Fee-paying students at a Scottish university will be the first to have their costs waived if they fail to graduate under radical proposals.


Hundreds of students at University of the West of Scotland (UWS) could potentially benefit from the initiative.

The university says it has broken ranks with other institutions to ensure it remains attractive in an increasingly competitive global market.

If the scheme is approved, UWS would become the first institution in the UK to offer students a refund for failing to complete their courses.

The cashback scheme would not apply to Scottish students because they already have their fees paid for them by the Scottish Government, but overseas students, who currently pay more than £10,000 a year to attend UWS, and those from the rest of the UK (rUK), who are charged £7250, would benefit.

The university, which has hundreds of international and rUK students, said the proposals would only apply to those who regularly attended their courses and took advantage of all the help and support available to them if they began to struggle with their studies.

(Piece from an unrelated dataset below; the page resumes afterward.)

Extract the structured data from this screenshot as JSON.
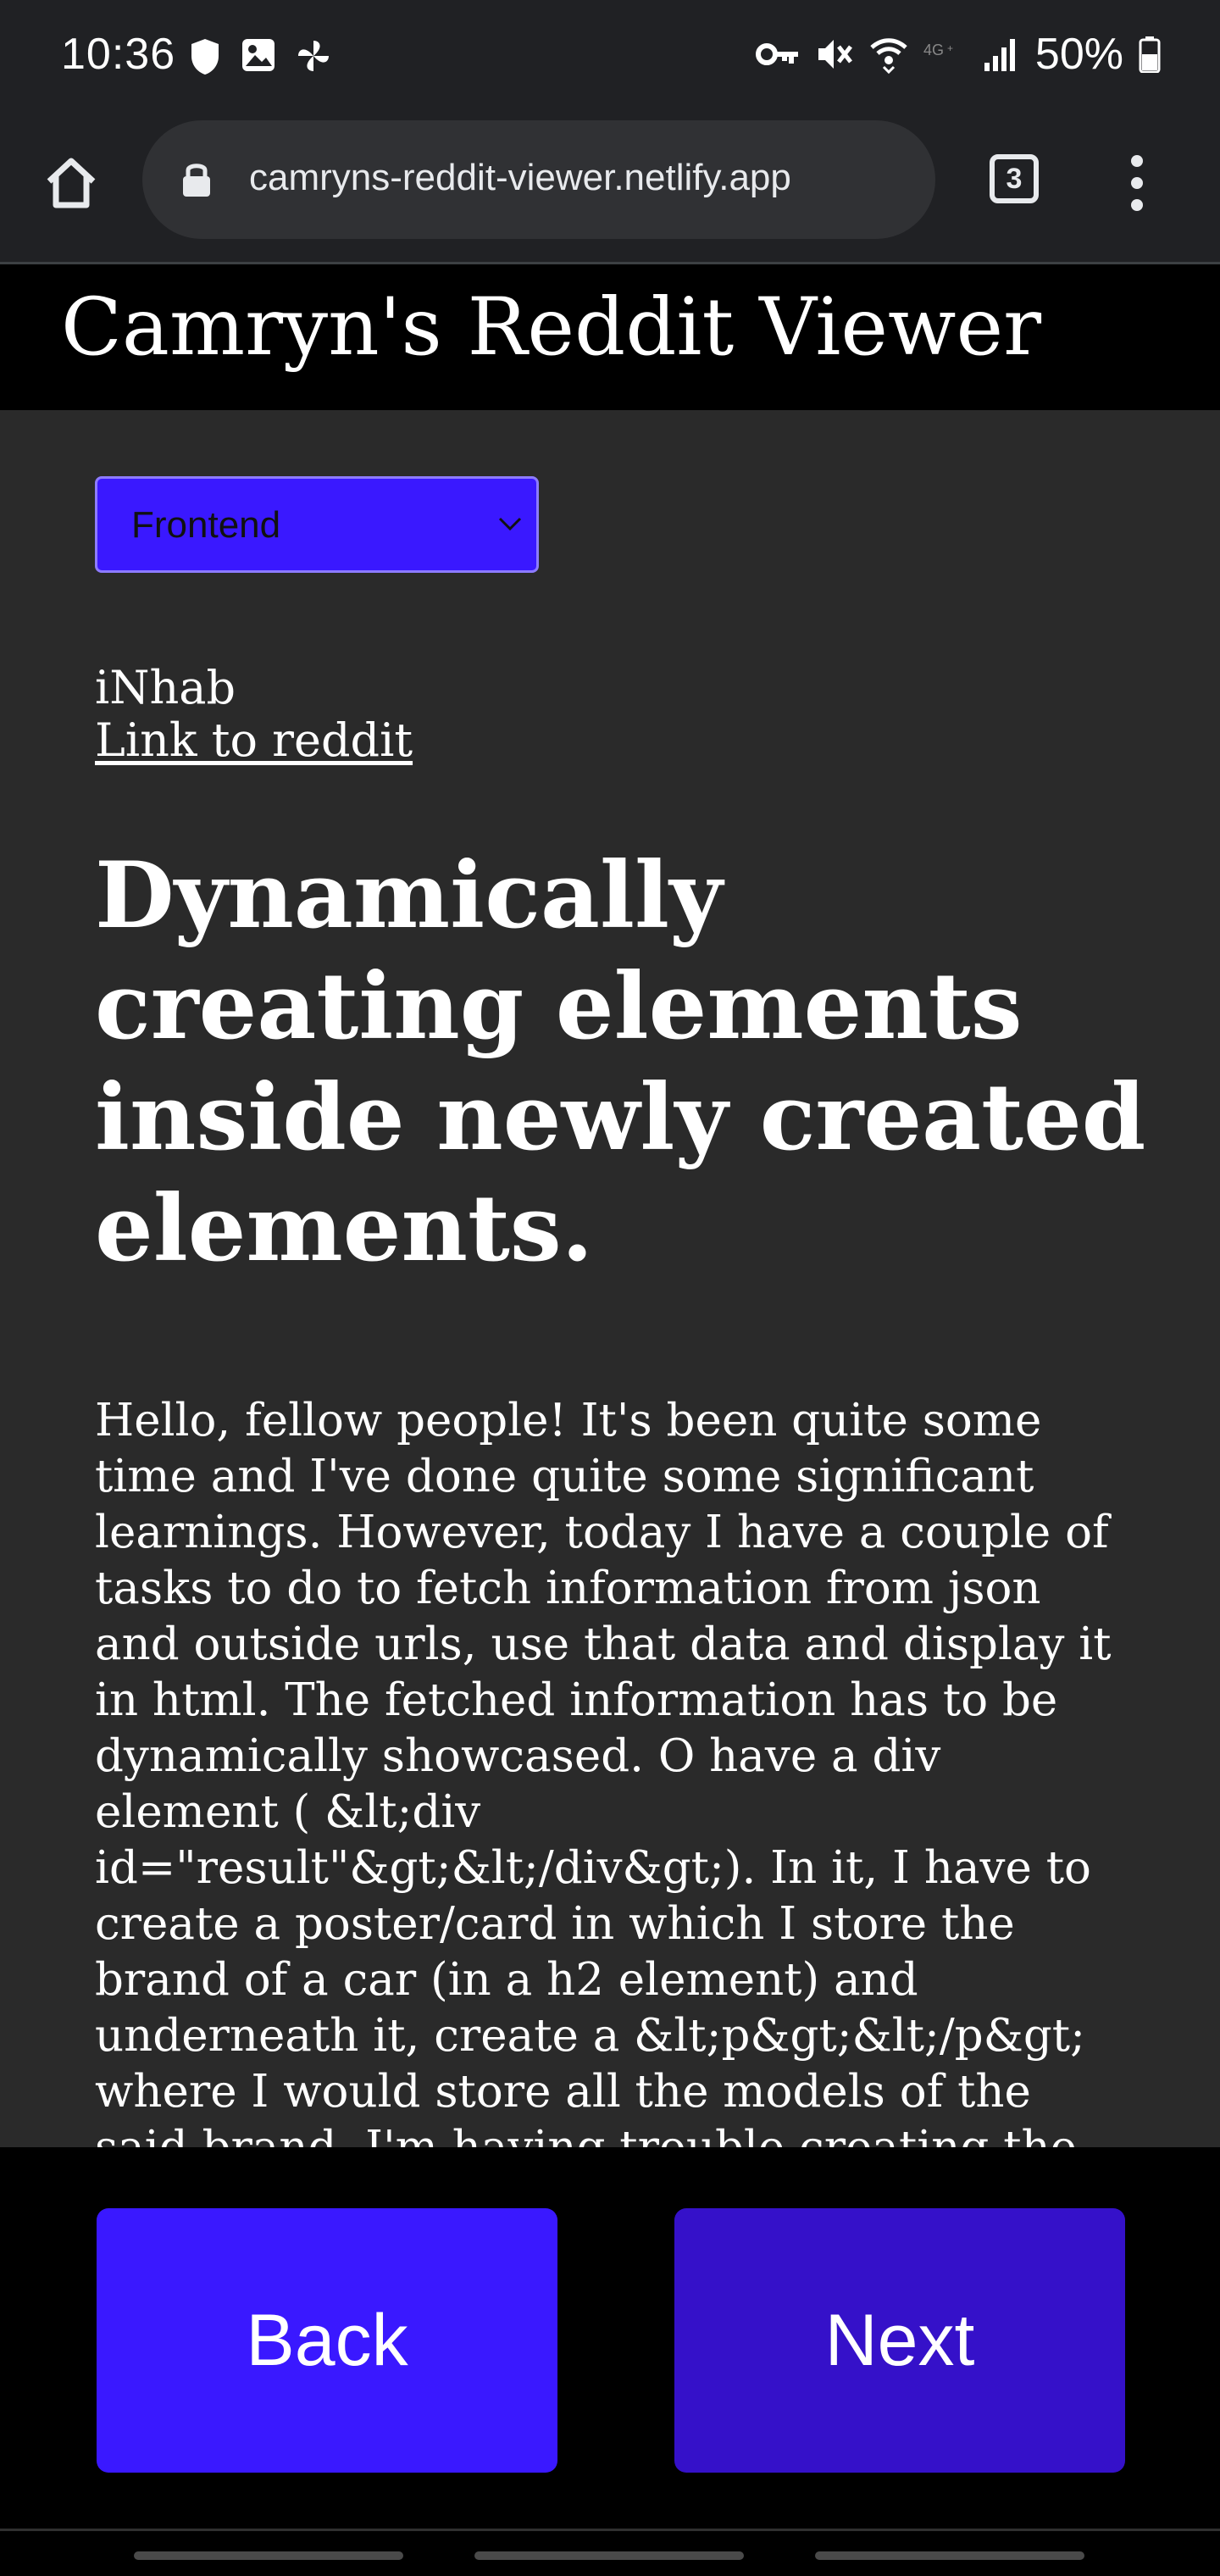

Professor Craig Mahoney, principal of UWS, announced the plans at a meeting of university leaders, businessmen and politicians at the Houses of Parliament.

He said: "One possibility we are considering is introducing a rebate system. If you are admitted to UWS on the basis we only admit students with the potential to succeed, and then you fail to complete your degree having attended and participated in all the support and development opportunities we offer we will refund the tuition fee you have personally paid or taken a loan for.

"In the global economy, the environment changes quickly and the magnitude of that change can be staggering. We cannot sit in our ivory towers, observing and imagining that we will be unaffected by the changes taking place around us.

"If you keep doing the things you've always done, you keep getting what you've always got and in the future that might not be enough."

Mr Mahoney went on to urge universities to act more responsibly in treating students as "customers" and said institutions needed to be more flexible to respond to student needs.

He added: "It is my firm belief that the UK's publicly-funded universities won't have a particularly attractive future unless they become more commercially sensitive and begin to act more like private industry - including private higher education providers - to allow us to remain competitive across the globe.

"We have to acknowledge that students are customers and we have to meet customer expectations. To do that, we have to know who our customers are and understand their needs and desires."

Last night, student body NUS Scotland warned the plan should not be used simply as a marketing tool to boost the number of fee-paying students at UWS.

Although all Scottish universities now charge fees to international and rUK students the market is dominated by Scotland's most internationally prestigious universities such as Edinburgh, St Andrews, in Fife, and Glasgow.

Robert Foster, NUS Scotland vice-president, described the suggestion as "novel" and deserving of wider debate.

He said: "Any student who fails to complete their degree, for a huge variety of reasons and very often not of their own doing, represents a huge waste of potential, for them, our institutions and wider society.

"We'd expect every university to consider more seriously how we best support all students to reach their full potential while ensuring we reject any notions of marketisation or seeing students as customers of a product.

"In saying that, only those who have paid fees themselves, or taken out a fee loan, would get a refund which would exclude the vast majority of Scottish students, who will still be taking on debt during their degrees.

"In addition, we'd be worried if this was simply a way to try and attract more fee-paying students while doing little for the outcomes of Scottish students."